Depuis près de soixante-dix ans, le père Ceyrac aide les plus démunis en Ide où, à l’instar de Mère Teresa, il est considéré comme une légende. Là-bas, il rend leur dignité à ceux qui croient l’avoir perdue, les aide à redevenir maître de leur destin, leur ouvre un chemin de liberté et de bonheur. Jamais, il ne dit « non » à un enfant en détresse et se dépense sans compter auprès de plus 40 000 orphelins. A 90 ans, le père Ceyrac est loin d’avoir terminé son combat et déclare « faire du rabiot pour appendre à aimer ». Dans ce livre, il rend hommage à ceux qu’il a croisés sur sa route, nous lègue l’espérance qui l’habite au crépuscule de sa vie et nous apprend à ne jamais désespérer de l’être humain.
Le testament d’un homme de foi qui a passé sa vie à faire du bien sans faire de bruit.
Chapitre 15, p 104. L’amour plus fort que la mort
Nous avons tous connu des hommes et des femmes prêts à donner leur vie pour les autres. Les plus âgées parmi nous se souviennent des heures sombres de la dernière guerre, heures illuminées par des éclairs d’amour.
Lors d’un de mes derniers voyages en France, j’ai voulu monter sur le plateau du Vercors où certains de mes amis, comme le père de Montcheuil, avaient fait don de leur vie pour des êtres aimés. J’ai voulu monter aussi à Verdun où mon père avait vécu dans des tranchées impossibles durant la première guerre mondiale. Il suffit sur les hauteurs de Douaumont ou sur le plateau du Vercors pour comprendre que l’amour est plus fort que la mort.

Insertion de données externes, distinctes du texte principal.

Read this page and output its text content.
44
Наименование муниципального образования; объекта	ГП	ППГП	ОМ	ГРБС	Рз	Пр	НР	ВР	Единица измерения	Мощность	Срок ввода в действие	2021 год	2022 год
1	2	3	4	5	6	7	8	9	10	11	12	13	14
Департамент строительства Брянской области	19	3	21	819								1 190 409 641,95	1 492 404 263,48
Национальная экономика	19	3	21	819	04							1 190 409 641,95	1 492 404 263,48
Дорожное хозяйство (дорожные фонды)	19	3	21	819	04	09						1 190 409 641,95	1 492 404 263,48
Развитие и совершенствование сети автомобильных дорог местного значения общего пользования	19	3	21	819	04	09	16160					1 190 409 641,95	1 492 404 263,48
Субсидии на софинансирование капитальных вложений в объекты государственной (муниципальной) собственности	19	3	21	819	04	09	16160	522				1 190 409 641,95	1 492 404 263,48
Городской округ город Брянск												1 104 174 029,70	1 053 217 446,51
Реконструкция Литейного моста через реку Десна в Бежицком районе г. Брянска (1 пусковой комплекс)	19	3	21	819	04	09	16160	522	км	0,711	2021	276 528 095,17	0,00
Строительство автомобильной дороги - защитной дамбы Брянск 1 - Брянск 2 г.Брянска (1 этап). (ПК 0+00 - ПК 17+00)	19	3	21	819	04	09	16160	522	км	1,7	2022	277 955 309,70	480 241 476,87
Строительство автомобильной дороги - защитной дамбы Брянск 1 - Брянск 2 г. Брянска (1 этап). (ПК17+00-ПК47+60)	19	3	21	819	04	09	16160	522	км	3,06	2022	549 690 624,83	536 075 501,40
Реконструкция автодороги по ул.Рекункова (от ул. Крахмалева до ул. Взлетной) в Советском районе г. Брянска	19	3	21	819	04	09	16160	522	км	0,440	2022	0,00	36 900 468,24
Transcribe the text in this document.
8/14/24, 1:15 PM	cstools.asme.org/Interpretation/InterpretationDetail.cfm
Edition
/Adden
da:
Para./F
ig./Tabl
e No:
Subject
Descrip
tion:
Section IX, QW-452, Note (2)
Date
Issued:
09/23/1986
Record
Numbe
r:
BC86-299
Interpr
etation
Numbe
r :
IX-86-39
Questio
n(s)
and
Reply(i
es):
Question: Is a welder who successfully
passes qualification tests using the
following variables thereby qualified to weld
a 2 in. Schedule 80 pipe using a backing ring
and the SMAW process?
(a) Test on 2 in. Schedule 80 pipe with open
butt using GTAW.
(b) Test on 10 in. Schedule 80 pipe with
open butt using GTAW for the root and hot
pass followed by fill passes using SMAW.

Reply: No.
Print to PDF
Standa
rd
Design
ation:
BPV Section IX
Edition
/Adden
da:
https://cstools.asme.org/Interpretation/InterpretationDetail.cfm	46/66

Combien de personnes, parfois très ordinaires – des gens qui croient, des gens qui n’y croient pas – ont exposé leur vie dans les années 40 pour sauver un Juif aux abois ou un résistant parachuté du Ciel. Beaucoup d’entre eux n’avaient pas conscience de faire des gestes héroïques. Mais l’amour est plus fort que la mort.
C’est ce que je vis moi-même tous les jours, ici dans nos pays du Sud – pays du soleil sans doute et de la beauté, mais aussi et surtout pays de la faim et de la mort. En Inde, dans cette grand ville de Madras qui augmente de façon démesurée et où les bidonvilles se multiplient, je connais de nombreuses et pauvres femmes qui vivent tous les jours de cette phrase si simple qui en dit tant sur le cœur de l’homme : l’amour est plus fort que la mort.
Je connais de femmes, toutes maigres, toutes pauvres et encore pourtant toutes belles qui, pour acheter un peu de lait pour leurs enfants malades vont d’hôpital en hôpital pour vendre dans les blood banks un peu de leur sang – elles en ont si peu les pauvres – pour acheter du lait – elles n’en ont plus. Elles vivent sans le savoir que l’amour est plus fort que la mort.
Car l’amour, c’est la substance même de nos vies, c’est ce que nous tous nous cherchons car nous sommes faits pour aimer. L’amour seul peut transfigurer nos vies et les illuminer.
J’ai reçu récemment d’une jeune Française admirable, volontaire en Inde dans une ONG qui s’occupe de l’enfance en détresse. Elle me racontait dans sa lettre le magnifique travail qui s’y faisait, mais les dernières lignes m’ont surpris : « En dépit de tout cela, me disait-elle, je n’ai pas trouvé ici ce que je cherchais, et je ne voudrais pas quitter l’Inde sur l’impression d’un échec » Échec ? Que ce mot est dur ! Elle vint me voir et je lui conseillais d’aller passer quelques jours dans l’un de nos villages d’enfants au sud de Madras. Elle en revint radieuse une ou deux semaines plus tard : « j’ai trouvé ce que je cherchais ! » s’exclama-t-elle. Et elle ajouta ce mot que les jeunes filles n’osent pas trop prononcer quoi qu’elles en vivent : « j’y ai trouvé l’amour ».
C’est ce que nous cherchons tous, l’amour qui transfigure nos vies et qui triomphe de la mort. « Tout mon exercice est d’aimer », disait Saint Jean de la Croix.